I'm a libertarian and a universalist, and not a pacifist or a nativist. I own a gun so I can secure my rights and help my neighbors secure theirs, and I want a government that kills terrorists and helps people outside the country secure their rights against those that would oppress them -- because they're coming here, too.

Unknown said...

It is a common error to assume that because we would not want to live under certain conditions that nobody would want to live under those conditions. This error becomes apparent when you consider that there is not a single government in the world that any self-respecting Libertarian (is there any other kind?) would want to live under. So if we are to take your argument to it's logical conclusion, we are morally required to overthrow every government on earth, since they are all, to some extent or another, by our definitions, illiberal.
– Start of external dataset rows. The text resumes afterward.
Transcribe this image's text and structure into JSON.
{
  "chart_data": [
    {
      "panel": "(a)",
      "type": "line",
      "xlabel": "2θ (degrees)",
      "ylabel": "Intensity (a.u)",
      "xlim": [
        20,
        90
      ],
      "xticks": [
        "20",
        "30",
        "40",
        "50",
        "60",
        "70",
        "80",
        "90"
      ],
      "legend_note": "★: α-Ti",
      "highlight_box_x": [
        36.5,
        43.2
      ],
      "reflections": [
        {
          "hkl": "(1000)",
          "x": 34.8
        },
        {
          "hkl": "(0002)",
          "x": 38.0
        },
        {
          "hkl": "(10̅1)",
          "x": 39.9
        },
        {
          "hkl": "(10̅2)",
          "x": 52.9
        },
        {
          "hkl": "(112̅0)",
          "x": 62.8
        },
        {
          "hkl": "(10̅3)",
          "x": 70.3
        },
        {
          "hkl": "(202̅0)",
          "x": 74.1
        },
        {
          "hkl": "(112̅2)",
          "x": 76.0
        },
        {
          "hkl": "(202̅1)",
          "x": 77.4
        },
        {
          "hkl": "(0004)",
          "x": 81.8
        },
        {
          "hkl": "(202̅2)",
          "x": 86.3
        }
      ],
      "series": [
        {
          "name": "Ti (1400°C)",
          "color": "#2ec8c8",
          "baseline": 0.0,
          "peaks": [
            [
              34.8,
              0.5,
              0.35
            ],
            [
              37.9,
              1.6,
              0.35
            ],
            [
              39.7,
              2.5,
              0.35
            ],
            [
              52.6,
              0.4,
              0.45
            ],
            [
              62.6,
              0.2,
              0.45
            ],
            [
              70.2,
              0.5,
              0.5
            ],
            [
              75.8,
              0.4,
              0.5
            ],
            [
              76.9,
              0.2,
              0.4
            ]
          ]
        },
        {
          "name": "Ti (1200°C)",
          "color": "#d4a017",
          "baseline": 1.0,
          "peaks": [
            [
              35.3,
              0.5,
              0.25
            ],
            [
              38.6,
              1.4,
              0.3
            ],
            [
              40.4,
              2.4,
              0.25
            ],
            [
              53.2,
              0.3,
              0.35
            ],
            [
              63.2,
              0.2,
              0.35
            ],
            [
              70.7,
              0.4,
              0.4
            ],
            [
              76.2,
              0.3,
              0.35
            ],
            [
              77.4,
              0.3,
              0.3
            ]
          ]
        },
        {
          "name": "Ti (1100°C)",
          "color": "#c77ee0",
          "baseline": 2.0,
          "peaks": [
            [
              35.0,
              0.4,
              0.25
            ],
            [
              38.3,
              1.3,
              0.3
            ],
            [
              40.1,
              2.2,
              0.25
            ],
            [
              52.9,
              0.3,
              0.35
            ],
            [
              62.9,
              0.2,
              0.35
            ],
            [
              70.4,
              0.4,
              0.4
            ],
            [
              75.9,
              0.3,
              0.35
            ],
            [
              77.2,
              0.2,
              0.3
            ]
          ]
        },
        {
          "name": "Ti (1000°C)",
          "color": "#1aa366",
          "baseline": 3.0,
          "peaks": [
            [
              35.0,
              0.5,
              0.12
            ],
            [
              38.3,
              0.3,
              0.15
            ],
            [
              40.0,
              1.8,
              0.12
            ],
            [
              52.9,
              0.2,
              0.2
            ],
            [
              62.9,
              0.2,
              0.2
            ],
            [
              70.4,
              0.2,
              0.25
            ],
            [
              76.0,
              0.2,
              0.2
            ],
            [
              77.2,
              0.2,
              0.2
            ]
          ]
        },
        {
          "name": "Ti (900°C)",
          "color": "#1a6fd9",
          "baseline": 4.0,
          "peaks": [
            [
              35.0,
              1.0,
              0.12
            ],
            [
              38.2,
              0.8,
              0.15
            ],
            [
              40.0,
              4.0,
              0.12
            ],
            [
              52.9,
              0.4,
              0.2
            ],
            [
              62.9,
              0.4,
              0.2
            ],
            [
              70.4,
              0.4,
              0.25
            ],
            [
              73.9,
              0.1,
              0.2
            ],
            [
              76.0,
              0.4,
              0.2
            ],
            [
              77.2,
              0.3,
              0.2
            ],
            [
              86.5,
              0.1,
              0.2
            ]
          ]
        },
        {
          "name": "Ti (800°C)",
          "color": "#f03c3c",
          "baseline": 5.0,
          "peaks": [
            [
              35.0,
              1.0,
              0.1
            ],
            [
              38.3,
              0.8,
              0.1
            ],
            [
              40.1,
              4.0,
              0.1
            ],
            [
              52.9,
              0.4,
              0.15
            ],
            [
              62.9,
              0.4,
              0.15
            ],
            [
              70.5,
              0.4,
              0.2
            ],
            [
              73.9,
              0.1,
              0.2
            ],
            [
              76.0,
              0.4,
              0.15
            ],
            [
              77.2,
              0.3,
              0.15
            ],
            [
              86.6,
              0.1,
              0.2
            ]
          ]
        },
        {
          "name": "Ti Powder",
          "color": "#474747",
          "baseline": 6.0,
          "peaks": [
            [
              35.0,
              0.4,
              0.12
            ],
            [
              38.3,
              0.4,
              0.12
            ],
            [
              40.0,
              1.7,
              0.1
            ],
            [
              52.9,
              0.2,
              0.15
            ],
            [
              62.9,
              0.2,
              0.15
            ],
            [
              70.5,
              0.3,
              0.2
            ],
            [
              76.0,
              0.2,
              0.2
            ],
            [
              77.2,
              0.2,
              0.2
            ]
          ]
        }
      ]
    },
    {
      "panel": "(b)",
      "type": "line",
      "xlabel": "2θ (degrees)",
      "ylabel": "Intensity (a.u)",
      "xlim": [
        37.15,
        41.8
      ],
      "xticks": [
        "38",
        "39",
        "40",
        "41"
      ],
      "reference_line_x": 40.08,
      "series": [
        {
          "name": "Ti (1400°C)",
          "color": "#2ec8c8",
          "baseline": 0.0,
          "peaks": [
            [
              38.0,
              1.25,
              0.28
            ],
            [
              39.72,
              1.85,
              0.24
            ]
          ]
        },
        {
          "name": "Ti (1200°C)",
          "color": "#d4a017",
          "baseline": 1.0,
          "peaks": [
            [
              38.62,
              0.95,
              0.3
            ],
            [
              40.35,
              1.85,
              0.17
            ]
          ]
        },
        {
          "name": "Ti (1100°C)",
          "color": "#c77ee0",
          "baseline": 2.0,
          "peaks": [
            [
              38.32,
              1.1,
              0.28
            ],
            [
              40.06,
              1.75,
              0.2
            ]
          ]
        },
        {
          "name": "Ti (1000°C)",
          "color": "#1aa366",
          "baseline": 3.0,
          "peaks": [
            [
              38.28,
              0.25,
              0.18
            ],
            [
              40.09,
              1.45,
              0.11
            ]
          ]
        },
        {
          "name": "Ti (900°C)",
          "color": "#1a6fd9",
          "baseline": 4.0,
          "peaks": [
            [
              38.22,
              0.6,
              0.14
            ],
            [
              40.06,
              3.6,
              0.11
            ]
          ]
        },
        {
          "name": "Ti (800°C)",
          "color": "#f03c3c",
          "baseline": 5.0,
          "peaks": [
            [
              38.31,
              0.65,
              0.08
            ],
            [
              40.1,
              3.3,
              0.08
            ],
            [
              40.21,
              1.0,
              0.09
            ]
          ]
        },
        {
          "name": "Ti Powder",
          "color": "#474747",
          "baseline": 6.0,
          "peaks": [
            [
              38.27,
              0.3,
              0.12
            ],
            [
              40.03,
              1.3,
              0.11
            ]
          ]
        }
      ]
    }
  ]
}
To put it another way, consider how the United States or Britain would view the brand new nation of Libertania, were it to be established. They would have no welfare state, no minimum wage laws, no drug laws, no "reasonable" restrictions on gun ownership. In short, they would be regarded by most non-libertarians as the devil incarnate. If we say that because the government in Iraq does not fit our criteria of a good place to live, we should attack it, it stands to reason that if we Libertarians ever establish our Utopia, it should be invaded and the regime changed, since it would not fit the criteria of a good place to live advanced by any of the governments in the world.

This demonstrates from both sides why we should not be involved in Iraq. It is up to the people of Iraq to establish the government under which they are to live, just as it was up to us to establish the government under which we would live, two centuries ago.

There is one reason that we would be within our rights to attack Iraq. If they attacked us. This is not impossible. It has never happened, but it could. If and only if it did happen, we would be well within our rights to nuke Baghdad (or the city of our choice) off the map. I would still not recommend any kind of "nation building" exercises. This is mostly because they don't work. If and only if they ever attack us, they should be left crippled and bleeding. Otherwise, they should be left alone. The price of tolerance is tolerance.

If you have fallen for the neocon line that they hate us because they are evil and we are good, you might want to consider that every reputable person in our own intelligence community believes
that although there are such people, the vast majority of terrorist recruits are recruits because of something that happened to them that they blame (rightly or wrongly) on us. I would be very happy to see Al Qaeda castrated by a lack of recruits. The only way to do that is to stop creating victims, and stop doing things that make it appear that we are creating victims.

If you want to go, personally, and fight for a Libertarian government in Iraq, more power to you. Don't drag me along, because I don't believe you will find anyone to fight on your side.

Anonymous said...

Sounds like he has some good ideas--freeing us from our "policeman of the world" mentality, lowering the debt, and ending the ruse of "free trade." I don't agree with all of his ideas though.

However the political parties are not interested in these ideas and you see that they've already started to undermine him with by calling him a nut and crazy and all the rest. You see they're doing the same thing with Dennis Kucinich now, just as they did with Ross Perot so many years ago.

These 3 men may or may not even share similar viewpoints but the common thread is that they all are not part of the insiders club that is the democratic and republican parties.

It's all about power and not about ideas or what's best for the country.

Unknown said...

Note that Dr. Paul does not oppose free trade: he opposes free trade treaties. There is a difference. He would repeal the tariffs that prevent us, for example, from sweetening our food with sugar instead of corn syrup. He just wouldn't let foreign countries control U.S. policy
(or atempt to control theirs) through these byzantine agreements.